Learning to Defer in Non-Stationary Time Series via Switching State-Space Models
Yannis Montreuil, Letian Yu, Axel Carlier, Lai Xing Ng, Wei Tsang Ooi
TL;DR
This work addresses online routing for non-stationary time series with partial feedback and a changing expert pool by introducing L2D-SLDS, a factorized switching linear-Gaussian state-space model over signed expert residuals. The model couples a global factor $\mathbf{g}_t$ with per-expert idiosyncratic states $\mathbf{u}_{t,k}$ and a context-driven regime $z_t$, enabling cross-expert information transfer when only one expert is observed. An IDS-inspired routing rule leverages one-step predictive costs and information gain about the latent state to balance exploitation and exploration, while a dynamic registry manages expert entry/exit without destabilizing retained marginals.

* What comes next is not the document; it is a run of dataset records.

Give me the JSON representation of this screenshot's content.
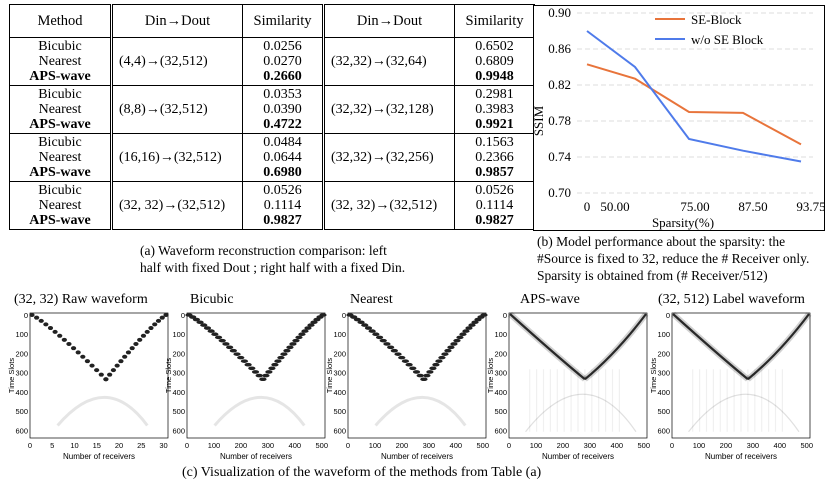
{
  "table": {
    "headers": {
      "method": "Method",
      "din_dout": "Din→Dout",
      "similarity": "Similarity"
    },
    "rows": [
      {
        "methods": [
          "Bicubic",
          "Nearest",
          "APS-wave"
        ],
        "left": {
          "dims": "(4,4)→(32,512)",
          "sims": [
            "0.0256",
            "0.0270",
            "0.2660"
          ]
        },
        "right": {
          "dims": "(32,32)→(32,64)",
          "sims": [
            "0.6502",
            "0.6809",
            "0.9948"
          ]
        }
      },
      {
        "methods": [
          "Bicubic",
          "Nearest",
          "APS-wave"
        ],
        "left": {
          "dims": "(8,8)→(32,512)",
          "sims": [
            "0.0353",
            "0.0390",
            "0.4722"
          ]
        },
        "right": {
          "dims": "(32,32)→(32,128)",
          "sims": [
            "0.2981",
            "0.3983",
            "0.9921"
          ]
        }
      },
      {
        "methods": [
          "Bicubic",
          "Nearest",
          "APS-wave"
        ],
        "left": {
          "dims": "(16,16)→(32,512)",
          "sims": [
            "0.0484",
            "0.0644",
            "0.6980"
          ]
        },
        "right": {
          "dims": "(32,32)→(32,256)",
          "sims": [
            "0.1563",
            "0.2366",
            "0.9857"
          ]
        }
      },
      {
        "methods": [
          "Bicubic",
          "Nearest",
          "APS-wave"
        ],
        "left": {
          "dims": "(32, 32)→(32,512)",
          "sims": [
            "0.0526",
            "0.1114",
            "0.9827"
          ]
        },
        "right": {
          "dims": "(32, 32)→(32,512)",
          "sims": [
            "0.0526",
            "0.1114",
            "0.9827"
          ]
        }
      }
    ]
  },
  "captions": {
    "a_line1": "(a) Waveform reconstruction comparison: left",
    "a_line2": "half with fixed Dout ; right half with a fixed Din.",
    "b_line1": "(b) Model performance about the sparsity: the",
    "b_line2": "#Source is fixed to 32, reduce the # Receiver only.",
    "b_line3": "Sparsity is obtained from (# Receiver/512)",
    "c": "(c) Visualization of the waveform of the methods from Table (a)"
  },
  "chart_data": {
    "type": "line",
    "title": "",
    "xlabel": "Sparsity(%)",
    "ylabel": "SSIM",
    "x": [
      0,
      50.0,
      75.0,
      87.5,
      93.75
    ],
    "x_tick_labels": [
      "50.00",
      "75.00",
      "87.50",
      "93.75"
    ],
    "y_ticks": [
      "0.90",
      "0.86",
      "0.82",
      "0.78",
      "0.74",
      "0.70"
    ],
    "ylim": [
      0.7,
      0.9
    ],
    "grid": "horizontal dashed",
    "legend_position": "top-right",
    "series": [
      {
        "name": "SE-Block",
        "color": "#e8743b",
        "values": [
          0.843,
          0.827,
          0.79,
          0.789,
          0.754
        ]
      },
      {
        "name": "w/o SE Block",
        "color": "#4f7bea",
        "values": [
          0.88,
          0.84,
          0.76,
          0.747,
          0.735
        ]
      }
    ]
  },
  "panels": [
    {
      "title": "(32, 32)   Raw waveform",
      "xticks": [
        "0",
        "5",
        "10",
        "15",
        "20",
        "25",
        "30"
      ],
      "xmax": 31,
      "style": "coarse",
      "xlabel": "Number of receivers"
    },
    {
      "title": "Bicubic",
      "xticks": [
        "0",
        "100",
        "200",
        "300",
        "400",
        "500"
      ],
      "xmax": 512,
      "style": "blocky",
      "xlabel": "Number of receivers"
    },
    {
      "title": "Nearest",
      "xticks": [
        "0",
        "100",
        "200",
        "300",
        "400",
        "500"
      ],
      "xmax": 512,
      "style": "blocky",
      "xlabel": "Number of receivers"
    },
    {
      "title": "APS-wave",
      "xticks": [
        "0",
        "100",
        "200",
        "300",
        "400",
        "500"
      ],
      "xmax": 512,
      "style": "smooth",
      "xlabel": "Number of receivers"
    },
    {
      "title": "(32, 512)   Label waveform",
      "xticks": [
        "0",
        "100",
        "200",
        "300",
        "400",
        "500"
      ],
      "xmax": 512,
      "style": "smooth",
      "xlabel": "Number of receivers"
    }
  ],
  "panel_common": {
    "ylabel": "Time Slots",
    "yticks": [
      "0",
      "100",
      "200",
      "300",
      "400",
      "500",
      "600"
    ]
  }
}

Empirical results on synthetic regime-transfer data and Melbourne temperatures show improved routing performance over contextual-bandit baselines and ablations lacking the shared factor. The approach offers a principled framework for robust, data-efficient decision-making in non-stationary, partially observed, and resource-constrained settings.
Abstract
We study Learning to Defer for non-stationary time series with partial feedback and time-varying expert availability. At each time step, the router selects an available expert, observes the target, and sees only the queried expert's prediction. We model signed expert residuals using L2D-SLDS, a factorized switching linear-Gaussian state-space model with context-dependent regime transitions, a shared global factor enabling cross-expert information transfer, and per-expert idiosyncratic states. The model supports expert entry and pruning via a dynamic registry. Using one-step-ahead predictive beliefs, we propose an IDS-inspired routing rule that trades off predicted cost against information gained about the latent regime and shared factor. Experiments show improvements over contextual-bandit baselines and a no-shared-factor ablation.